When necessity is the mother of empowerment

Ujeli BK, a farmer living in a village of Western Nepal, has never heard of the #MeToo movement and is unaware of its massive influence around the world in bringing attention to harassment and discrimination against women, especially in the workplace. Nonetheless, she too has experienced these injustices, and she knows what it takes to deal with them. (Ujeli uses initials instead of her full last name, because it denotes her marginal social status as a dalit or “untouchable”). On International Women’s Day (March 8), we can learn much from her experience about “transforming women’s lives” (from the 2018 theme for the day), whether in the urban workplace or the farm plots of remote rural communities.
“No one is born with skills,” says Ujeli, “you must learn by doing.” Disadvantaged by being a dalit, she also bears the stigma often attached to women who assume traditionally male responsibilities in cultivating the land. Yet, her husband’s departure to India for work soon after they married left her little choice, making her a part of the widespread “feminization of agriculture” in Nepal and many other developing countries. What Ujeli lacked in resources and education, she supplied from a “power within,” which has made her independent but also an inspiration to others around her.
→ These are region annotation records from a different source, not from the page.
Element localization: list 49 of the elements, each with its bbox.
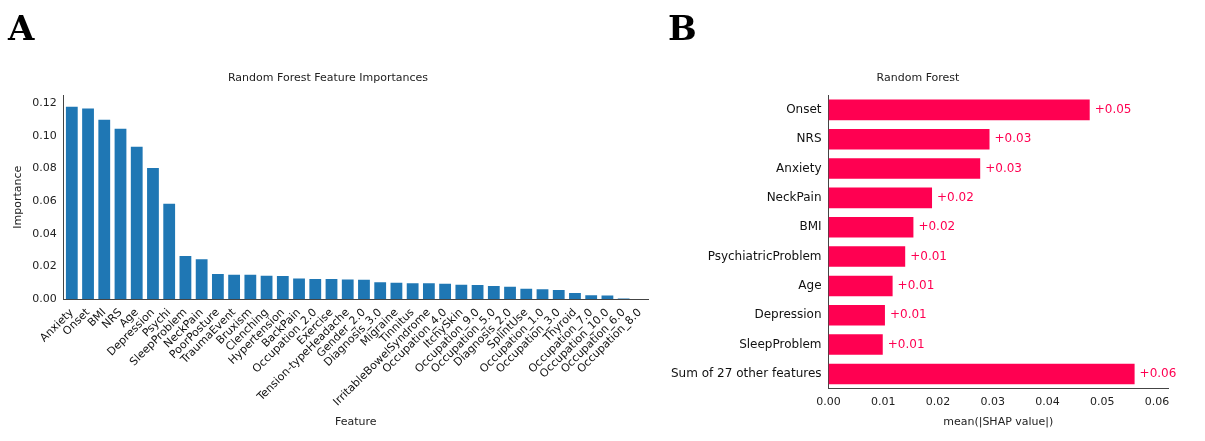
- x-tick-label: 0.06: [1144, 395, 1170, 409]
- y-tick-label: 0.04: [32, 226, 57, 240]
- bar: [828, 275, 893, 297]
- y-tick-label: 0.06: [32, 194, 57, 208]
- y-tick-label: Anxiety: [776, 160, 822, 175]
- x-tick-label: 0.00: [816, 395, 841, 409]
- y-tick-label: 0.12: [32, 96, 57, 110]
- y-tick-label: BMI: [799, 219, 822, 234]
- y-tick-label: PsychiatricProblem: [707, 248, 822, 263]
- data-label: +0.02: [918, 219, 956, 234]
- y-tick-label: Onset: [786, 101, 822, 116]
- bar: [828, 304, 885, 326]
- x-tick-label: 0.04: [1035, 395, 1060, 409]
- data-label: +0.06: [1139, 366, 1177, 381]
- y-tick-label: NeckPain: [766, 190, 822, 205]
- bar: [828, 216, 914, 238]
- y-axis-title: Importance: [11, 165, 25, 229]
- data-label: +0.05: [1094, 101, 1132, 116]
- y-tick-label: 0.02: [32, 259, 57, 273]
- y-tick-label: 0.08: [32, 161, 57, 175]
- y-tick-label: Age: [798, 278, 822, 293]
- bar: [828, 246, 906, 267]
- y-tick-label: Sum of 27 other features: [670, 366, 822, 381]
- bar: [828, 158, 981, 179]
- data-label: +0.01: [889, 307, 927, 322]
- bar: [828, 187, 933, 209]
- data-label: +0.02: [937, 190, 974, 205]
- text: B: [668, 8, 697, 48]
- chart-title: Random Forest: [876, 71, 961, 85]
- data-label: +0.03: [985, 160, 1022, 175]
- y-tick-label: 0.00: [32, 291, 57, 305]
- x-axis-title: Feature: [335, 415, 377, 429]
- data-label: +0.03: [994, 131, 1032, 146]
- x-tick-label: 0.01: [871, 395, 896, 409]
- data-label: +0.01: [910, 248, 947, 263]
- bar: [828, 99, 1090, 121]
- y-tick-label: NRS: [796, 131, 822, 146]
- bar: [828, 363, 1135, 385]
- bar: [828, 334, 883, 355]
- y-tick-label: 0.10: [32, 128, 57, 142]
- x-tick-label: 0.02: [925, 395, 951, 409]
- x-tick-label: 0.03: [980, 395, 1006, 409]
- text: A: [8, 8, 35, 48]
- x-tick-label: 0.05: [1090, 395, 1115, 409]
- x-axis-title: mean(|SHAP value|): [943, 415, 1054, 429]
- data-label: +0.01: [897, 278, 935, 293]
- bar: [828, 128, 990, 150]
- data-label: +0.01: [887, 336, 925, 351]
- chart-title: Random Forest Feature Importances: [227, 71, 429, 85]
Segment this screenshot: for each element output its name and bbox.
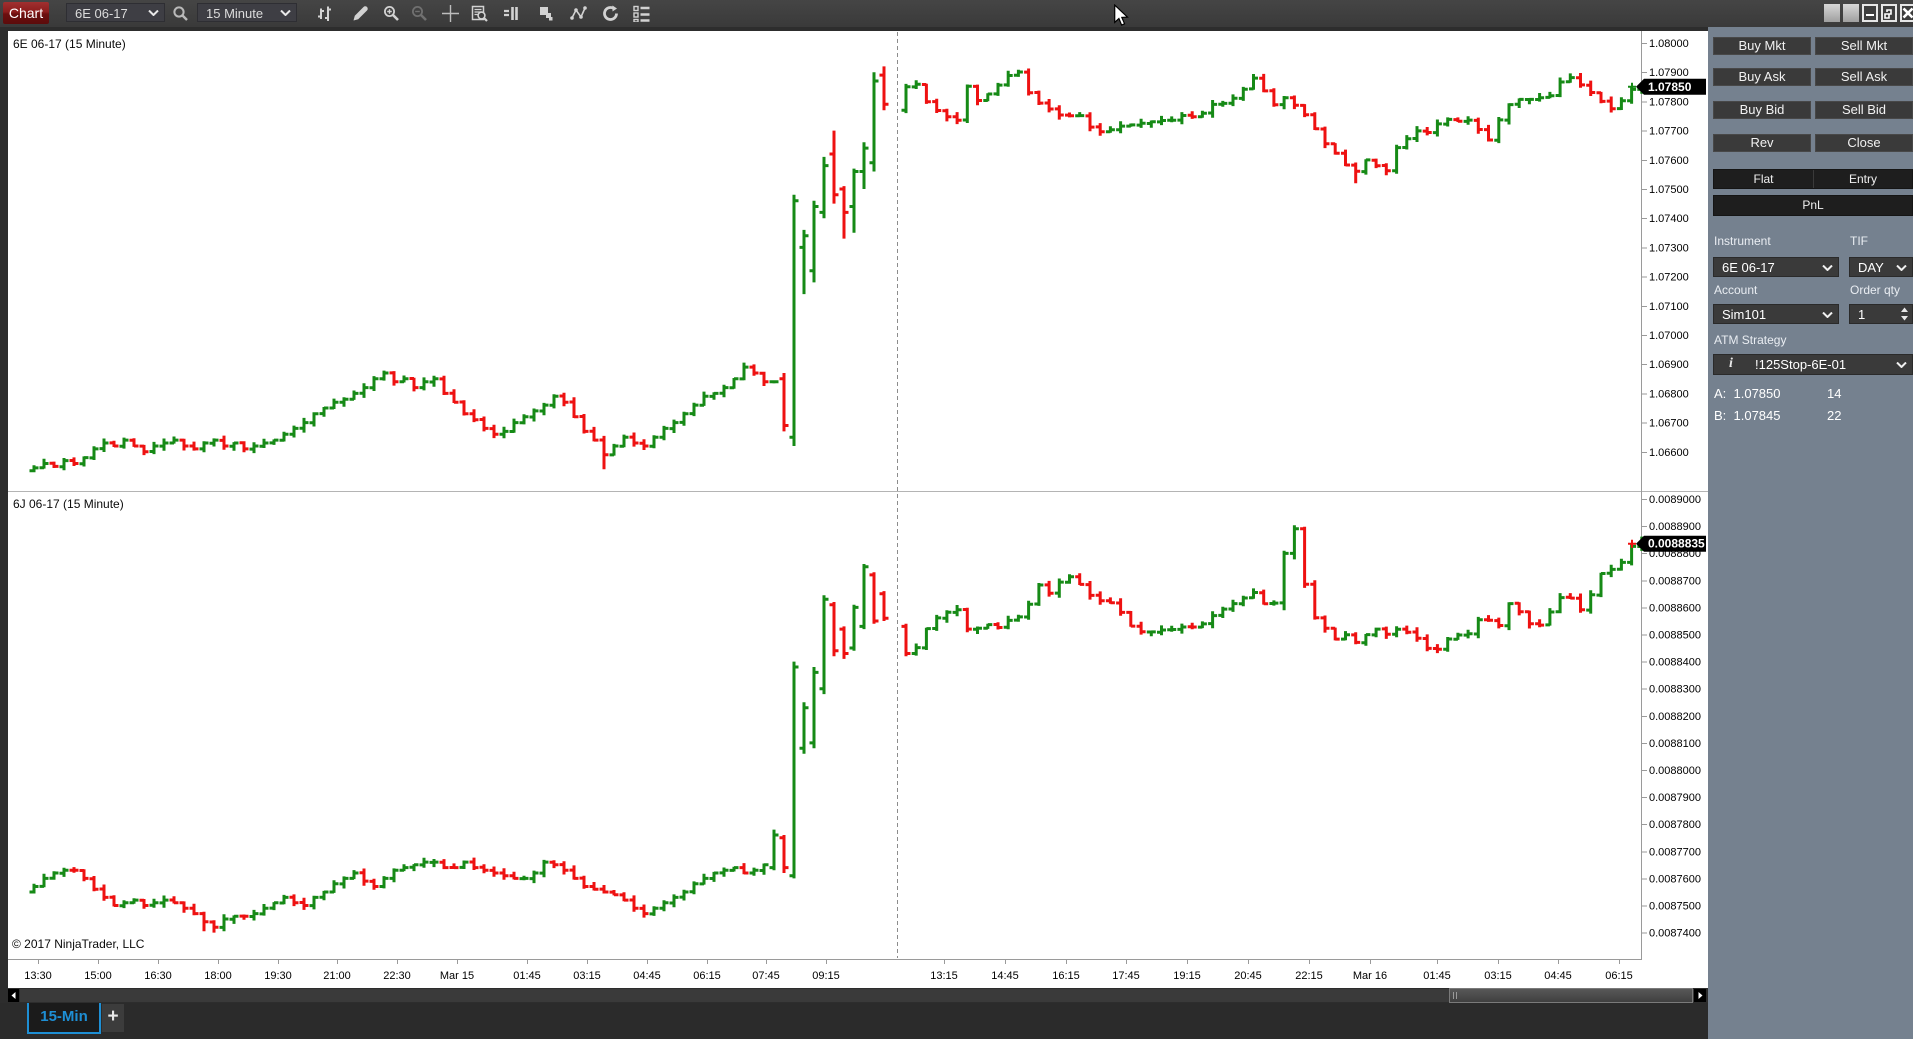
svg-text:0.0088000: 0.0088000 — [1649, 765, 1701, 777]
svg-text:0.0089000: 0.0089000 — [1649, 494, 1701, 506]
svg-text:04:45: 04:45 — [633, 970, 661, 982]
svg-text:0.0087800: 0.0087800 — [1649, 819, 1701, 831]
svg-text:07:45: 07:45 — [752, 970, 780, 982]
svg-text:© 2017 NinjaTrader, LLC: © 2017 NinjaTrader, LLC — [12, 937, 145, 951]
svg-text:1.06800: 1.06800 — [1649, 388, 1689, 400]
svg-text:1.07300: 1.07300 — [1649, 242, 1689, 254]
svg-text:1.07500: 1.07500 — [1649, 184, 1689, 196]
svg-text:22:15: 22:15 — [1295, 970, 1323, 982]
svg-text:6E 06-17 (15 Minute): 6E 06-17 (15 Minute) — [13, 37, 126, 51]
svg-text:0.0088400: 0.0088400 — [1649, 657, 1701, 669]
svg-text:1.06700: 1.06700 — [1649, 418, 1689, 430]
svg-text:15:00: 15:00 — [84, 970, 112, 982]
svg-text:13:15: 13:15 — [930, 970, 958, 982]
svg-text:0.0087600: 0.0087600 — [1649, 873, 1701, 885]
svg-text:06:15: 06:15 — [693, 970, 721, 982]
svg-text:17:45: 17:45 — [1112, 970, 1140, 982]
svg-text:19:15: 19:15 — [1173, 970, 1201, 982]
svg-text:04:45: 04:45 — [1544, 970, 1572, 982]
svg-text:03:15: 03:15 — [573, 970, 601, 982]
svg-text:01:45: 01:45 — [513, 970, 541, 982]
svg-text:09:15: 09:15 — [812, 970, 840, 982]
svg-text:0.0088200: 0.0088200 — [1649, 711, 1701, 723]
svg-text:14:45: 14:45 — [991, 970, 1019, 982]
svg-text:19:30: 19:30 — [264, 970, 292, 982]
svg-text:0.0088700: 0.0088700 — [1649, 575, 1701, 587]
svg-text:0.0087700: 0.0087700 — [1649, 846, 1701, 858]
svg-text:1.07200: 1.07200 — [1649, 272, 1689, 284]
svg-text:0.0088500: 0.0088500 — [1649, 630, 1701, 642]
svg-text:16:15: 16:15 — [1052, 970, 1080, 982]
svg-text:0.0087500: 0.0087500 — [1649, 901, 1701, 913]
svg-text:1.06900: 1.06900 — [1649, 359, 1689, 371]
svg-text:6J 06-17 (15 Minute): 6J 06-17 (15 Minute) — [13, 497, 124, 511]
svg-text:Mar 16: Mar 16 — [1353, 970, 1387, 982]
svg-text:1.07600: 1.07600 — [1649, 155, 1689, 167]
svg-text:0.0088900: 0.0088900 — [1649, 521, 1701, 533]
svg-text:03:15: 03:15 — [1484, 970, 1512, 982]
svg-text:1.07700: 1.07700 — [1649, 126, 1689, 138]
svg-text:1.08000: 1.08000 — [1649, 38, 1689, 50]
svg-text:Mar 15: Mar 15 — [440, 970, 474, 982]
svg-text:0.0087900: 0.0087900 — [1649, 792, 1701, 804]
svg-text:16:30: 16:30 — [144, 970, 172, 982]
svg-text:20:45: 20:45 — [1234, 970, 1262, 982]
svg-text:0.0088100: 0.0088100 — [1649, 738, 1701, 750]
svg-text:06:15: 06:15 — [1605, 970, 1633, 982]
svg-text:1.07400: 1.07400 — [1649, 213, 1689, 225]
svg-text:01:45: 01:45 — [1423, 970, 1451, 982]
svg-text:1.06600: 1.06600 — [1649, 447, 1689, 459]
svg-text:0.0088300: 0.0088300 — [1649, 684, 1701, 696]
svg-text:1.07000: 1.07000 — [1649, 330, 1689, 342]
svg-text:0.0087400: 0.0087400 — [1649, 928, 1701, 940]
svg-text:1.07850: 1.07850 — [1648, 80, 1692, 94]
svg-text:1.07800: 1.07800 — [1649, 96, 1689, 108]
svg-text:1.07900: 1.07900 — [1649, 67, 1689, 79]
svg-text:0.0088600: 0.0088600 — [1649, 602, 1701, 614]
svg-text:22:30: 22:30 — [383, 970, 411, 982]
svg-text:21:00: 21:00 — [323, 970, 351, 982]
svg-text:0.0088835: 0.0088835 — [1648, 537, 1705, 551]
svg-text:18:00: 18:00 — [204, 970, 232, 982]
svg-text:13:30: 13:30 — [24, 970, 52, 982]
svg-text:1.07100: 1.07100 — [1649, 301, 1689, 313]
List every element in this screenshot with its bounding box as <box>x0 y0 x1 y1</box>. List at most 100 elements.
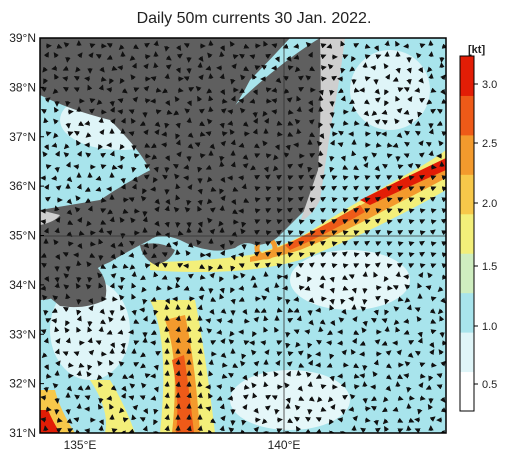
current-arrow <box>414 130 421 137</box>
current-arrow <box>187 184 193 191</box>
current-arrow <box>429 308 436 314</box>
current-arrow <box>227 109 234 115</box>
current-arrow <box>100 219 107 225</box>
current-arrow <box>439 56 445 63</box>
current-arrow <box>56 43 63 49</box>
current-arrow <box>285 144 291 151</box>
current-arrow <box>154 198 160 205</box>
current-arrow <box>143 85 150 92</box>
current-arrow <box>175 337 181 344</box>
current-arrow <box>75 195 81 202</box>
current-arrow <box>274 144 280 151</box>
current-arrow <box>106 87 113 93</box>
current-arrow <box>308 119 315 125</box>
current-arrow <box>418 174 425 181</box>
current-arrow <box>228 339 235 345</box>
current-arrow <box>97 360 103 367</box>
current-arrow <box>362 271 368 278</box>
current-arrow <box>62 76 69 82</box>
current-arrow <box>329 89 335 96</box>
current-arrow <box>318 122 324 129</box>
current-arrow <box>65 337 71 344</box>
current-arrow <box>154 261 160 268</box>
current-arrow <box>54 408 60 415</box>
current-arrow <box>263 326 269 333</box>
current-arrow <box>249 98 256 104</box>
current-arrow <box>219 89 226 96</box>
current-arrow <box>393 319 400 326</box>
current-arrow <box>195 85 202 92</box>
current-arrow <box>208 370 214 377</box>
current-arrow <box>219 122 225 129</box>
current-arrow <box>297 196 304 202</box>
current-arrow <box>153 364 159 371</box>
current-arrow <box>140 195 147 202</box>
current-arrow <box>265 98 272 104</box>
current-arrow <box>276 120 283 126</box>
lon-axis: 135°E 140°E <box>64 438 301 452</box>
current-arrow <box>41 262 48 269</box>
current-arrow <box>429 341 435 348</box>
current-arrow <box>206 328 213 334</box>
current-arrow <box>254 175 261 181</box>
current-arrow <box>54 276 60 283</box>
current-arrow <box>296 106 302 113</box>
current-arrow <box>293 329 300 335</box>
current-arrow <box>54 227 60 234</box>
current-arrow <box>43 184 50 191</box>
current-arrow <box>364 197 371 203</box>
current-arrow <box>118 361 125 367</box>
current-arrow <box>307 276 313 283</box>
current-arrow <box>298 241 305 247</box>
current-arrow <box>370 318 377 324</box>
current-arrow <box>373 271 379 278</box>
current-arrow <box>342 54 349 60</box>
current-arrow <box>397 296 404 302</box>
current-arrow <box>221 131 228 137</box>
current-arrow <box>97 143 104 150</box>
current-arrow <box>273 371 279 378</box>
current-arrow <box>274 326 280 333</box>
current-arrow <box>133 208 140 214</box>
current-arrow <box>373 359 379 366</box>
current-arrow <box>140 274 147 281</box>
current-arrow <box>175 249 181 256</box>
current-arrow <box>242 308 248 315</box>
current-arrow <box>100 76 107 82</box>
current-arrow <box>326 362 333 368</box>
current-arrow <box>239 53 246 60</box>
current-arrow <box>55 338 61 345</box>
current-arrow <box>196 239 202 246</box>
current-arrow <box>187 273 194 279</box>
current-arrow <box>220 195 226 202</box>
current-arrow <box>419 197 426 203</box>
current-arrow <box>155 285 162 291</box>
current-arrow <box>386 175 393 181</box>
current-arrow <box>419 208 426 214</box>
current-arrow <box>395 326 401 333</box>
current-arrow <box>342 230 349 236</box>
current-arrow <box>404 141 411 148</box>
current-arrow <box>120 117 126 124</box>
current-arrow <box>73 351 80 357</box>
current-arrow <box>340 40 346 47</box>
current-arrow <box>76 139 82 146</box>
current-arrow <box>403 373 410 379</box>
current-arrow <box>76 150 82 157</box>
current-arrow <box>206 176 213 183</box>
current-arrow <box>44 196 51 202</box>
current-arrow <box>349 66 356 72</box>
current-arrow <box>372 371 378 378</box>
current-arrow <box>220 140 227 147</box>
lat-label: 32°N <box>9 377 36 391</box>
current-arrow <box>164 221 170 228</box>
current-arrow <box>263 381 269 388</box>
current-arrow <box>262 371 269 378</box>
current-arrow <box>364 263 371 269</box>
current-arrow <box>131 166 137 173</box>
current-arrow <box>309 252 316 258</box>
current-arrow <box>109 282 115 289</box>
current-arrow <box>254 197 261 203</box>
current-arrow <box>427 272 433 279</box>
current-arrow <box>440 74 446 81</box>
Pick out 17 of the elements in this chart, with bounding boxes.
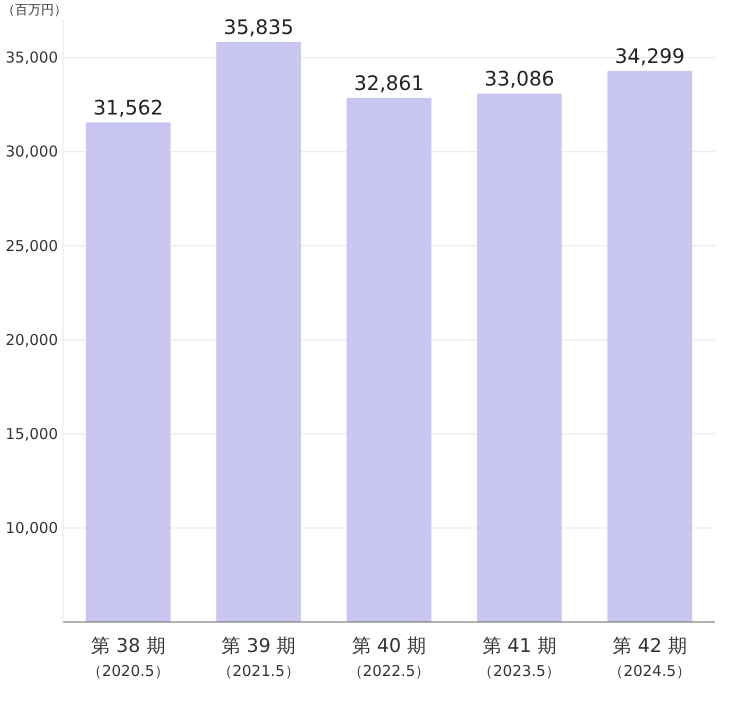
data-label: 35,835 <box>224 14 294 39</box>
x-tick-label: 第 39 期（2021.5） <box>217 635 300 680</box>
y-axis-title: （百万円） <box>2 3 67 18</box>
data-label: 34,299 <box>614 44 685 68</box>
y-tick-label: 25,000 <box>6 236 58 255</box>
y-tick-label: 10,000 <box>6 518 58 537</box>
data-label: 32,861 <box>354 70 424 95</box>
data-label: 33,086 <box>484 66 554 91</box>
y-tick-label: 15,000 <box>6 424 58 443</box>
x-tick-label: 第 42 期（2024.5） <box>608 635 692 680</box>
x-tick-label: 第 40 期（2022.5） <box>348 635 430 680</box>
data-label: 31,562 <box>93 95 164 120</box>
y-tick-label: 35,000 <box>6 48 58 67</box>
y-tick-label: 20,000 <box>6 330 58 349</box>
x-tick-label: 第 38 期（2020.5） <box>86 635 170 680</box>
x-tick-label: 第 41 期（2023.5） <box>478 635 561 680</box>
y-tick-label: 30,000 <box>6 142 58 161</box>
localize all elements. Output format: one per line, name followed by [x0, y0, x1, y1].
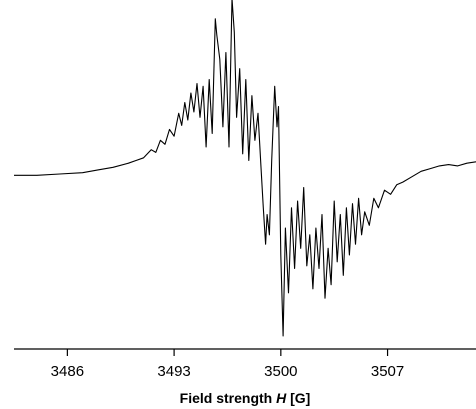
- x-axis-tick-labels: 3486 3493 3500 3507: [51, 363, 405, 380]
- spectrum-series-line: [14, 0, 476, 337]
- x-tick-label-3493: 3493: [157, 363, 190, 380]
- x-axis-title-variable: H: [276, 390, 287, 406]
- x-tick-label-3486: 3486: [51, 363, 84, 380]
- x-axis-title-prefix: Field strength: [180, 390, 276, 406]
- x-axis-title-suffix: [G]: [286, 390, 310, 406]
- x-tick-label-3507: 3507: [371, 363, 404, 380]
- x-axis-ticks: [66, 349, 389, 356]
- x-tick-label-3500: 3500: [264, 363, 297, 380]
- x-axis-title: Field strength H [G]: [180, 390, 311, 406]
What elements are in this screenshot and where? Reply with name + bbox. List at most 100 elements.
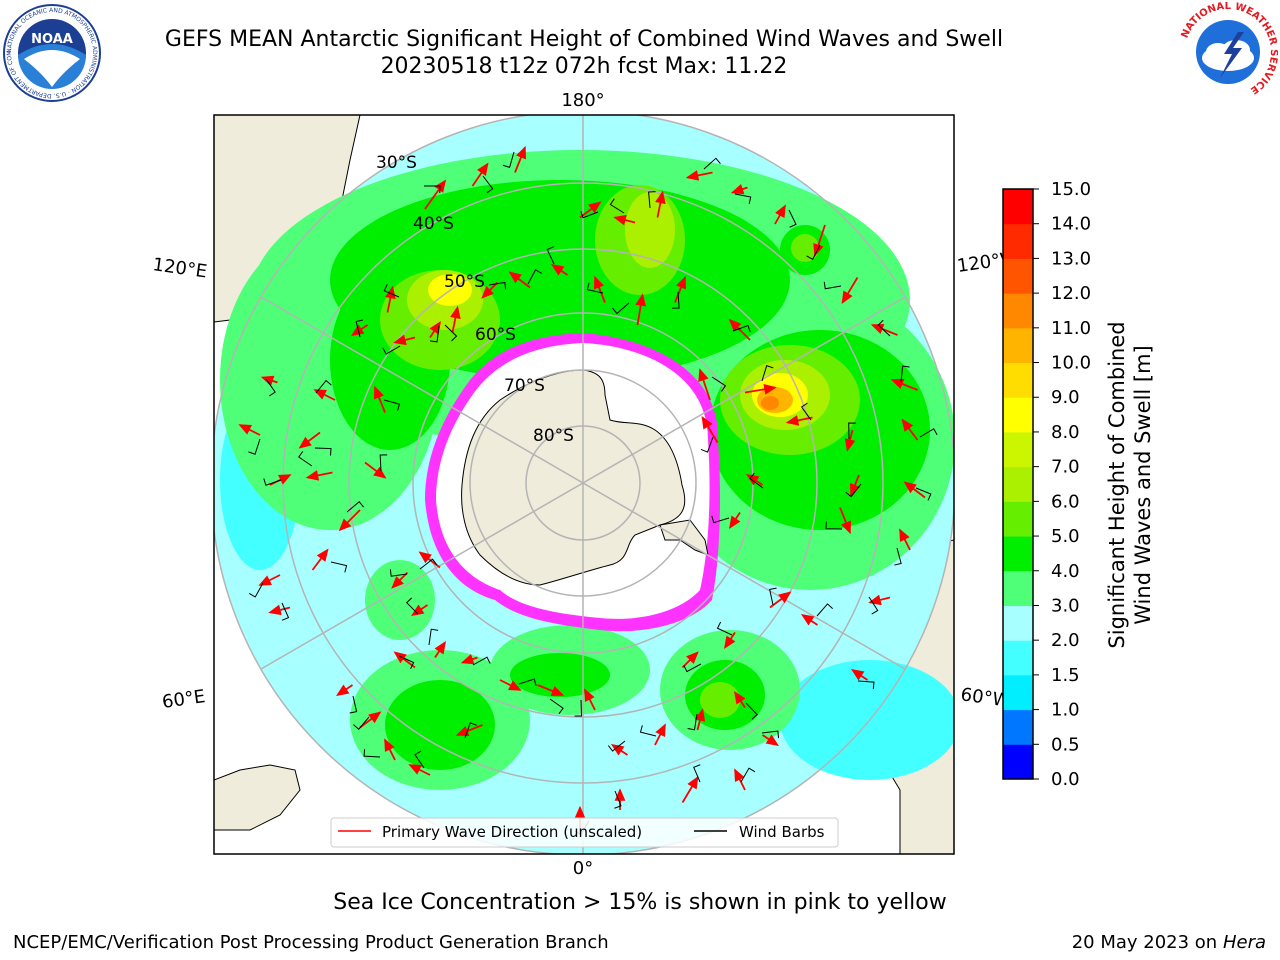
wave-direction-arrow	[455, 724, 483, 737]
colorbar-tick-label: 3.0	[1051, 595, 1080, 616]
colorbar-swatch	[1003, 293, 1033, 329]
colorbar-tick-label: 5.0	[1051, 526, 1080, 547]
wave-direction-arrow	[868, 594, 891, 606]
colorbar-tick-label: 1.0	[1051, 700, 1080, 721]
wave-direction-arrow	[839, 507, 852, 535]
lon-label-0: 0°	[573, 858, 593, 879]
colorbar-swatch	[1003, 570, 1033, 606]
wave-direction-arrow	[674, 275, 687, 303]
wind-barb	[740, 767, 756, 783]
wind-barb	[683, 663, 702, 673]
wind-barb	[734, 193, 752, 204]
chart-title: GEFS MEAN Antarctic Significant Height o…	[164, 27, 1004, 52]
legend-label-wave-direction: Primary Wave Direction (unscaled)	[382, 823, 642, 841]
wind-barb	[527, 269, 542, 285]
wave-direction-arrow	[338, 509, 361, 532]
wind-barb	[405, 597, 419, 615]
wave-direction-arrow	[785, 415, 813, 426]
footer-branch: NCEP/EMC/Verification Post Processing Pr…	[13, 932, 609, 953]
wind-barb	[586, 282, 604, 294]
wind-barb	[430, 325, 440, 343]
wave-direction-arrow	[844, 429, 856, 452]
wind-barb	[398, 655, 415, 670]
lon-label-120e: 120°E	[151, 254, 208, 282]
chart-subtitle: 20230518 t12z 072h fcst Max: 11.22	[380, 54, 788, 79]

Women’s empowerment has been a central development aim since the 1990s. Though vital as an end in itself, the issue has received particular attention as a means of strengthening food security, including better access to water. Now, it is time to bring the empowering impulse to which Ujeli responded of necessity into the mainstream of development practice.
Experts have devised tools for measuring women’s empowerment in farming households. Yet, current methods tend to deal with the outward signs of women’s preparedness to act, such as access to training, markets and credit. In an opinion article published by the health and development blog of US National Public Radio (NPR), Florianne Clement, a social scientist with the International Water Management Institute (IWMI), and Corey O’Hara, a doctoral candidate at Tufts University, USA, explain how development projects can also detect and influence the “critical consciousness” that compels and enables women like Ujeli to rise above the prejudice and discrimination around them.
Read the opinion article in the NPR blog
The opinion article is based on recent interviews in Far Western Nepal and on research there dealing with the measurement of women’s empowerment. Findings from this work were published recently by the journal World Development in an article titled Power as agency: A critical reflecion on the measurement of women’s empowerment in th development sector.